I am afraid I may not answer all of your questions, because I am two finger typer. That's why my comments are almost always very brief. I am impressed with my son's typing skill. who can type with 10 fingers without seeing keyboard.
Chronic pain diagosis relies on patient's history heavily.Imaging studies and blood profile help exclude structural and organic pathology which may be the culprit of chronic pain .However, most chronic pain sufferers don't show abnormalities of these lab tests.
Pain quality, duration, temporal pattern, anatomic site, and clinical anesthetic block test, all of these are critical to establish a meaningful working diagnosis.
The most characteristic feature of atypical odontalgia is perisitent toothache,with dull aching quality. The pain is 24 hours aday, 7 days a week, almost no pain-free period. There is probably no known dental disease entity bahaving like this. I was fortunate enough to see 2 atypical odontalgia cases some years ago. Both of them were treated by amitryptyline for acouple of weeks, and no recurrence was ever reported so far. If you are highly motivated, there are three textbooks I would recommed for your review.

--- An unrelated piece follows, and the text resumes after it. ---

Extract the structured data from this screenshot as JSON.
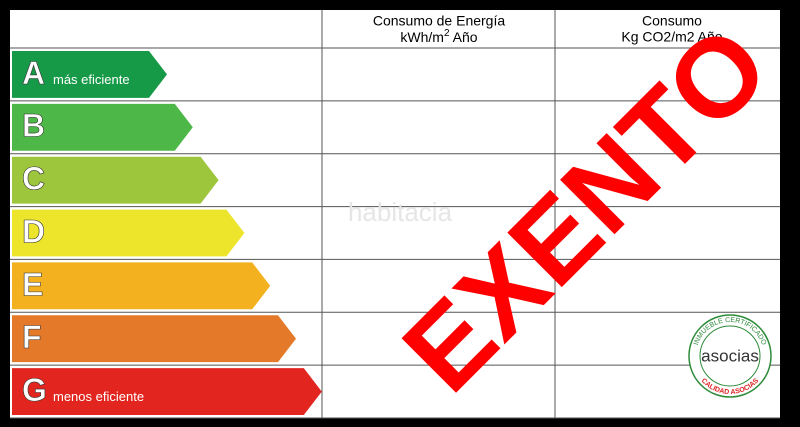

1.Bell's Orofacial Pains, written by okeson, 6th edition,qb publisher
2.Orofacial pain and Headache, written by sharav and benoliel, mosby publisher
3. Pain 2008 an updated review refresher course syllabus,editors,: jose castro-lopes, srinivasa raja, martin schmeltz,publisher iasp press
I believe your neurologist is more experienced and knowledgable than me. Following his or her treatment regimen probably will yield best outcome.